Le Musée Jacquemart André envoie du lourd pour le premier semestre 2020 avec une exposition dédiée au maitre anglais William Turner. Après par exemple la collection Ordrupgaard, la collection Alicia Koplowitz, Rembrandt et L’atelier en plein air, c’est au tour du maître anglais des paysages à l’aquarelle de voir une partie de l’éblouissante collection présente à la Tate Britain se dévoiler à Paris. Pour un plaisir esthétique prévisible et évident.

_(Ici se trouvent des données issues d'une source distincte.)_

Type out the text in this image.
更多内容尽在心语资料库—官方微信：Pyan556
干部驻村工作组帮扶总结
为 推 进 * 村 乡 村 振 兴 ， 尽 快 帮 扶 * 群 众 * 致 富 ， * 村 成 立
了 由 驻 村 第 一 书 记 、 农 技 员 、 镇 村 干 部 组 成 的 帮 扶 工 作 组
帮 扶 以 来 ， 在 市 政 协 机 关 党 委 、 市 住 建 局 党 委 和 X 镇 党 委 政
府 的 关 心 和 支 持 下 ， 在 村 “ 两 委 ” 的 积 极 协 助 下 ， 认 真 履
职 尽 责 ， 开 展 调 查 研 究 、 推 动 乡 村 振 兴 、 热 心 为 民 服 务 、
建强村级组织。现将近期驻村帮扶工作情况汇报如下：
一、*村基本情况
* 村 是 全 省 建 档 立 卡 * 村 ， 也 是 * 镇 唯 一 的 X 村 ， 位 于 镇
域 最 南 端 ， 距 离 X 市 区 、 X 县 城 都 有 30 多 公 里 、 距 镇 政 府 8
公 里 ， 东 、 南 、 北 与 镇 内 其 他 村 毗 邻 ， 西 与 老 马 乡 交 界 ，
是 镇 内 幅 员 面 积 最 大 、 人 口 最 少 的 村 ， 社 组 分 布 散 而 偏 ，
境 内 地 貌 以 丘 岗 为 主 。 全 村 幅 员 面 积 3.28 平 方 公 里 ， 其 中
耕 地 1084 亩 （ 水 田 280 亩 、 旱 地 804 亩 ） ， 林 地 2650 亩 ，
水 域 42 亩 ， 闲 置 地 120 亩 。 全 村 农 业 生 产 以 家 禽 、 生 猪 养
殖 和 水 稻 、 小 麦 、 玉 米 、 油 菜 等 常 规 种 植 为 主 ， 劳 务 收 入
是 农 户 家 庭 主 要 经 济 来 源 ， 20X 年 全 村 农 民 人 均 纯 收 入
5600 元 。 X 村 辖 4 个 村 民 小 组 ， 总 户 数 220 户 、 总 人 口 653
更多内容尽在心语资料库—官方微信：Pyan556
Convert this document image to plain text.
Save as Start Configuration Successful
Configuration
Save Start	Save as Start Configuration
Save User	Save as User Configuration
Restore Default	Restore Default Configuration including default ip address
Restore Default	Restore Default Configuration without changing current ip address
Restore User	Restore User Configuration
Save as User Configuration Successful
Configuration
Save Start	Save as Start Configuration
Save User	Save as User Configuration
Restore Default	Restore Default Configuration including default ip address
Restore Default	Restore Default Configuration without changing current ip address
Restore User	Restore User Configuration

Toujours un plaisir de se perdre dans les toiles de Turner

La rétrospective dédiée à Joseph Mallord William Turner (1775-1851) permet de se rendre compte de l’évolution des pratiques picturales du plus grand représentant de l’âge d’or de l’aquarelle anglaise. Avec ses fameux effets de lumière et de transparence, il est parvenu à magnifier les paysages anglais autant que l’architecture vénitienne. L’exposition située au Musée Jacquemart André pour les 4 prochains mois mérite une longue visite pour s’extasier devant les aquarelles de Turner, depuis ses œuvres de jeunesse jusqu’aux magnifiques expérimentations lumineuses et colorées de la maturité qui lui ont ouvert les portes de la postérité. Difficile de s’imaginer aujourd’hui la radicalité de ces œuvres sur un public classique du milieu du XIXe siècle. Les prêts de la Tate Britain de Londres ne sont qu’une toute petite partie de la plus grande collection de Turner au monde, sachant que d’autres toiles illustres comme le dernier voyage du Téméraire sont précieusement exposées à la National Gallery. Ce sont 60 aquarelles et 10 peintures à l’huile qui sont révélées, certaines œuvres pour la première fois en France. A la fin de sa mort, le peintre détenait encore une partie significative de son œuvre et la nation britannique a reçu en 1856 un legs inimaginable avec plus d’une centaine de peintures à l’huile, des études inachevées et des ébauches, sans compter de milliers d’œuvres sur papier, aquarelles, dessins et carnets de croquis. Un vrai trésor.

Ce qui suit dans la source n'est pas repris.